Japan’s battery future hinges on EV growth amid Asian rivalry

Japan’s battery future hinges on EV growth amid Asian rivalry

Japanese carmakers have been slow to embrace the global shift toward electric vehicles.

Japan led the EV battery market in 2015, but today China and South Korea have taken over. (Unsplash pic)
TOKYO:
Japan must rapidly increase its sales of electric vehicles if it wants to lead the global storage battery market and lock horns with China and South Korea in 2025, warns the Nobel-winning inventor of modern batteries, as competition intensifies over the essential component of green cars.

Japan once led the field of lithium-ion storage batteries, with chemist Akira Yoshino developing the first commercially viable model in 1985. Now the nation is having to ratchet up support for the industry, which is falling behind Chinese and South Korean players in the global market.

“Japan’s EV market must grow. Domestic carmakers bear the most responsibility” for helping the storage battery industry get back on its feet, said Yoshino, who won the 2019 Nobel Prize in chemistry, in a recent interview with Nikkei Asia.

Japanese carmakers have been slow to embrace the global shift from gasoline and diesel vehicles to EVs, lagging behind foreign brands like Tesla of the US, Germany’s Volkswagen and China’s SAIC Motors. Top Japanese automaker Toyota continues to draw criticism from investors and environmentalists over its reluctance to adopt fully electric models.

The nation calls storage batteries “one of the most important technologies” for achieving carbon neutrality by 2050.

Prime Minister Fumio Kishida has repeatedly referred to them in his speeches, most recently last month. As part of his US$200 billion economic package against inflation, he promised to “strengthen” the nation’s ability to supply storage batteries and support the introduction of industrial electric vehicles.

His comments came after the government announced in August a new strategic plan focusing on repowering its battery industry, voicing concern that “Japanese companies may become exhausted and withdraw from the market” under current conditions.
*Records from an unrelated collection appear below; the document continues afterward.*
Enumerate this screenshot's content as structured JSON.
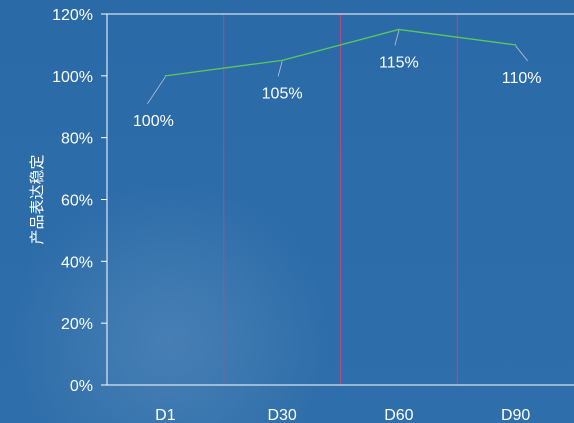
{
  "chart_data": {
    "type": "line",
    "categories": [
      "D1",
      "D30",
      "D60",
      "D90"
    ],
    "series": [
      {
        "values": [
          100,
          105,
          115,
          110
        ]
      }
    ],
    "data_labels": [
      "100%",
      "105%",
      "115%",
      "110%"
    ],
    "y_ticks": [
      "0%",
      "20%",
      "40%",
      "60%",
      "80%",
      "100%",
      "120%"
    ],
    "ylim": [
      0,
      120
    ],
    "ylabel": "产品表达稳定",
    "xlabel": "",
    "title": "",
    "grid": false,
    "line_color": "#5cc85c",
    "separator_color": "#b04a8a",
    "axis_color": "#ffffff",
    "label_color": "#ffffff"
  }
}
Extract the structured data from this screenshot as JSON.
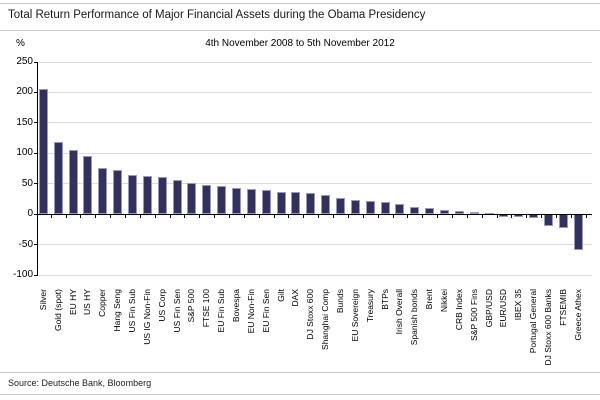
{
  "chart_data": {
    "type": "bar",
    "title": "Total Return Performance of Major Financial Assets during the Obama Presidency",
    "subtitle": "4th November 2008 to 5th November 2012",
    "unit_label": "%",
    "source": "Source: Deutsche Bank, Bloomberg",
    "ylim": [
      -100,
      250
    ],
    "yticks": [
      250,
      200,
      150,
      100,
      50,
      0,
      -50,
      -100
    ],
    "grid": "horizontal-light-gray",
    "legend": "none",
    "bar_color": "#32315e",
    "bar_border_color": "#9898c2",
    "categories": [
      "Silver",
      "Gold (spot)",
      "EU HY",
      "US HY",
      "Copper",
      "Hang Seng",
      "US Fin Sub",
      "US IG Non-Fin",
      "US Corp",
      "US Fin Sen",
      "S&P 500",
      "FTSE 100",
      "EU Fin Sub",
      "Bovespa",
      "EU Non-Fin",
      "EU Fin Sen",
      "Gilt",
      "DAX",
      "DJ Stoxx 600",
      "Shanghai Comp",
      "Bunds",
      "EU Sovereign",
      "Treasury",
      "BTPs",
      "Irish Overall",
      "Spanish bonds",
      "Brent",
      "Nikkei",
      "CRB Index",
      "S&P 500 Fins",
      "GBP/USD",
      "EUR/USD",
      "IBEX 35",
      "Portugal General",
      "DJ Stoxx 600 Banks",
      "FTSEMIB",
      "Greece Athex"
    ],
    "values": [
      205,
      119,
      106,
      95,
      76,
      73,
      65,
      63,
      61,
      56,
      52,
      48,
      47,
      43,
      42,
      39,
      37,
      37,
      35,
      32,
      27,
      23,
      22,
      20,
      17,
      12,
      11,
      7,
      5,
      4,
      2,
      -4,
      -5,
      -6,
      -20,
      -23,
      -59
    ]
  }
}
Initially used to power mobile electronic devices, lithium-ion batteries now go primarily into electric vehicles – an area where Japan is rapidly losing ground.

In 2015, the global market for EV batteries was led by Japan with 52% of the share, followed by China at 27% and South Korea at 14%. Five years later, it is China that leads with 37%, followed close behind by South Korea with 36% and then Japan, dropping to 21%, according to the government, based on research by Fuji Keizai.

Japan’s faltering leadership “couldn’t be helped” because its domestic market for electric vehicles has been the slowest among the major battery producers to expand, said Yoshino.

Data from the International Energy Agency shows that in China and South Korea, electric cars accounted for 16% and 6% of domestic car sales in 2021, respectively increasing 18-fold and 30-fold from 2015. Japan, however, only saw 1% of market share in 2021, barely increasing from 0.6% in 2015.

“You can never start developing batteries if you don’t have customers in your own country,” said Yoshino, who now heads the Global Zero Emission Research Center, a national research base for zero-emission technologies.

The rise of electric vehicles, combined with an appeal for resilience in supply chains, has pushed the battery battlefield beyond Asia. The European Union, which will phase out non-electric vehicles by 2035, and the US, where Tesla has paved the way for EVs, have been implementing tax breaks and control measures to build intraregional battery supply chains and boost technological development.

Efforts to develop battery technology in such regions are “going very smoothly” thanks to ample funding but are “stumbling” at the step of taking the technology to mass production and becoming commercially viable, noted Yoshino.

“Mass-production technology is an area Japan has strength in,” he said. Yoshino’s Nobel-winning achievements were also recognised in this regard as enabling the efficient production of lithium-ion batteries.

Yoshino sees a “second chance” for his country to regain competitiveness coming in 2025, when “a substantial boost in EV sales will start to trigger even more battery demand”. As rising geopolitical tensions prod countries to build supply chains with allies, Japan must be ready to stably answer the demand, he said.

The strategy released in August will be key to “at least get a chance” of winning. It includes a target to establish a domestic manufacturing base for batteries and materials totalling 150 gigawatt-hours per year by 2030 at the latest. It also aims to increase manufacturing capacity in the global market by tenfold to 600 GWh in 2030, which would amount to a 20% share.

Measures to work toward the goals include ramping up investment and strengthening strategic cooperation with allies, not to mention promoting electric vehicles to generate domestic demand – which Yoshino sees as “most important”.

“It’s unclear whether Japan can win the upcoming battle,” but the new strategy will “at least create a chance” for the nation’s battery industry to rise again, said Yoshino.